PROJECT SUMMARY/ABSTRACT
When faced with environmental uncertainty, optimum top-down control facilitates attention shifts and improves
performance. Several functionally distinct stages of attention are well stablished in psychology. Recent studies
have associated some of these cognitive constructs with specific brain structures. However, less is known about
the neurobiological mechanisms that transform contextual information into distinct components of attention
control such as selection of relevant sensory inputs, perceptual decision and motor action responsible for
adaptive behaviors in humans. Lack of appropriate attention control leads to various attention disorders such as
attention-deficit/hyperactivity disorder (ADHD). Our long-term goal is to dissociate distinct neuronal processes
underlying adaptive behavior, particularly neuromodulatory contributions to cognitive control within interacting
brain structures. Neuronal activity in the anterior cingulate cortex (ACC) and dorso-lateral prefrontal cortex
(dLPFC), two crucial brain areas involved in cognitive control are strongly regulated by norepinephrine (NE)
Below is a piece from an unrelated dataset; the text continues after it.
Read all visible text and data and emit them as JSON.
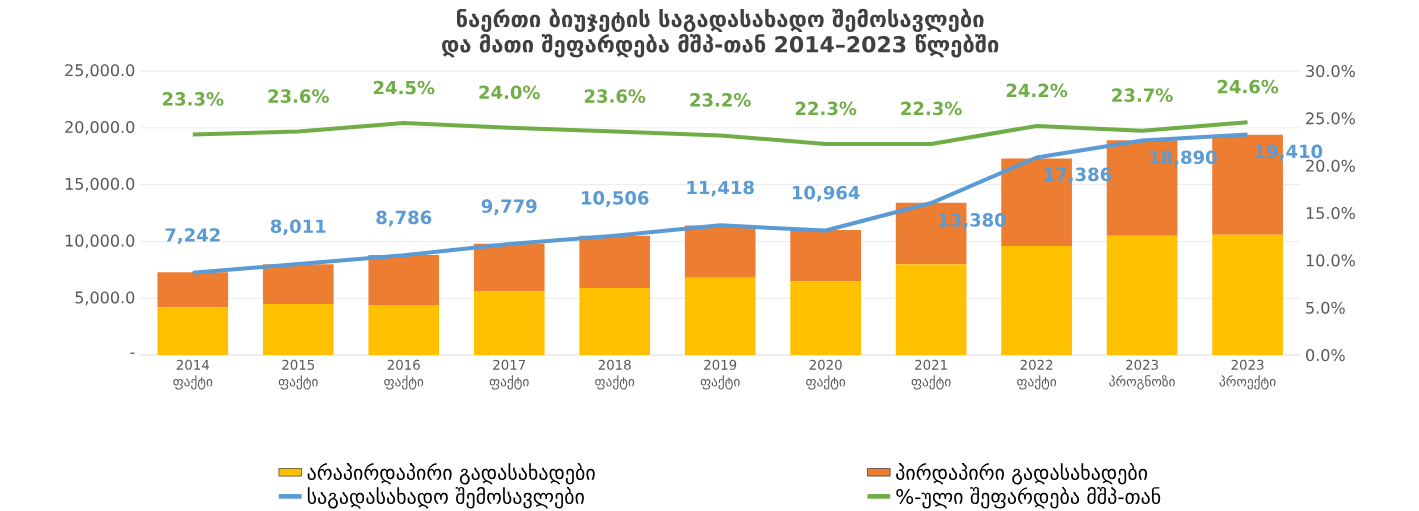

neuromodulation from the locus coeruleus (LC) in the brainstem. The LC-NE neuromodulatory system projects
throughout the cerebral cortex, and has been linked to sensory processing regulation, arousal and attention. Our
preliminary data in monkeys show that spatially selective attention strongly modulates spiking dynamics of NE
neurons in the LC including an increased spiking to attended visual stimuli. Moreover, optogenetic activation of
these LC-NE neurons enhanced attentional performance. Our central hypothesis is that: 1) the LC receives
contextual information about behavioral performance from the ACC, and is activated with increased performance
errors; 2) LC-NE neuromodulation differentially regulates neuronal activity in the ACC and dLPFC respectively
to mediate motor selection, and sensory and perceptual decision selections of attention control. To test these
hypotheses, we will isolate neurophysiological correlates of performance errors, and attentional shifts in sensory
relevance, perceptual decision criterion and motor criterion within the LC, ACC and dLPFC in monkeys. We will
optogenetically activate LC-NE neurons while simultaneously record from the ACC and dLPFC to test which
aspects of LC-NE activity dynamics (tonic and stimulus-locked phasic burst spiking) causally regulate ACC and
dLPFC to mediate distinct components of attention control. The results from this proposed study will provide a
direct, detailed neurobiological understanding of specialized neuromodulatory contributions that transform
contextual information into different stages of attention control in improving adaptive behavioral performance in
humans. This will further expedite progress in better classification and identifying potential therapeutic targets
for various attention disorders associated with functionally specific deficits.